Despite his autistic tendencies, Xiao Yu was enrolled by his parents in a kindergarten for regular pre-school education. However, his actions soon began to concern teachers and other parents. During class, he would sometimes suddenly stand up to walk around the room, or advance to the blackboard to scribble something, or even approach the teacher and latch on to one of her legs. Because of this, when Xiao Yu attended a class, his mother would stand outside watching through the windows. When Xiao Yu misbehaved, the mother would enter the classroom, take the boy out, and only send him back after he had calmed down.

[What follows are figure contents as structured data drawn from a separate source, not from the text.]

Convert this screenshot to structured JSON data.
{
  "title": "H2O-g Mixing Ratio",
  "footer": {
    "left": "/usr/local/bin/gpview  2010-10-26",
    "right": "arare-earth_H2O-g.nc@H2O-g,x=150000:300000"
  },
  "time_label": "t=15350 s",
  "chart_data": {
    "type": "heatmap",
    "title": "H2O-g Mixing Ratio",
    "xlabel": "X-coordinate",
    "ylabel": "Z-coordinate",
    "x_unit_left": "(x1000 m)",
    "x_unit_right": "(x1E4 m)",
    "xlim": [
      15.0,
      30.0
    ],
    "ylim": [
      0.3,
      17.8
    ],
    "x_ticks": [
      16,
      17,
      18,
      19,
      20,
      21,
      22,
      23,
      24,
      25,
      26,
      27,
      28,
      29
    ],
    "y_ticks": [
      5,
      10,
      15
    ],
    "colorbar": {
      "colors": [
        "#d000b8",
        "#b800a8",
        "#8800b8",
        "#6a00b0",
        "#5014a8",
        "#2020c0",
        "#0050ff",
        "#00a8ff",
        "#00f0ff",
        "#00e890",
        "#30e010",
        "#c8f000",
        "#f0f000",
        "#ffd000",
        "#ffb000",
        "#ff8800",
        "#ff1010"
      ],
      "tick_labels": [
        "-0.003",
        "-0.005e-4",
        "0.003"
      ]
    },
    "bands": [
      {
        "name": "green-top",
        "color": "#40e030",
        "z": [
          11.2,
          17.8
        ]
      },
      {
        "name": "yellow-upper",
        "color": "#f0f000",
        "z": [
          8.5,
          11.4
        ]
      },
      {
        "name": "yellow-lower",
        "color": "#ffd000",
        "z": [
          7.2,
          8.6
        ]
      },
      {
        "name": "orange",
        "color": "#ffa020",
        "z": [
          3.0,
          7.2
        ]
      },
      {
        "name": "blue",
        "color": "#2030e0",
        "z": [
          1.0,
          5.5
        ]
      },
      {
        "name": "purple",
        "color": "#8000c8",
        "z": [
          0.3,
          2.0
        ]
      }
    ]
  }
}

The Ye couple sacrificed a great deal to ensure a decent education for their son. When he turned six, they sent him to a special school for autistic children in Shanghai. “The Shanghai schooling was effective,” Ye says. “When he returned home after just a week of study, he began calling us ‘Dad’ and ‘Mom’.” But the extremely high fees of the school were a heavy burden on the Ye’s modest income, and after only a year’s study, they had to send their son back to their home city, Longquan.
In Longquan, Ye enrolled Xiao Yu in Xixin Primary School, but the school soon received complaints from the parents of other students, which caused a dilemma for Principal Ye Yudong. A single student should not be allowed to affect the study of the whole class, but at the same time, every child has the right to be educated. “We must not abandon him,” the principal determined.
And so at the beginning of the latest semester, the school hired a teacher to look after Xiao Yu alone. The principal noted that the boy usually began to misbehave around 20 minutes into class, and so the teacher was allowed to rearrange the length of lessons, rather than adhering to the conventional 45 minutes.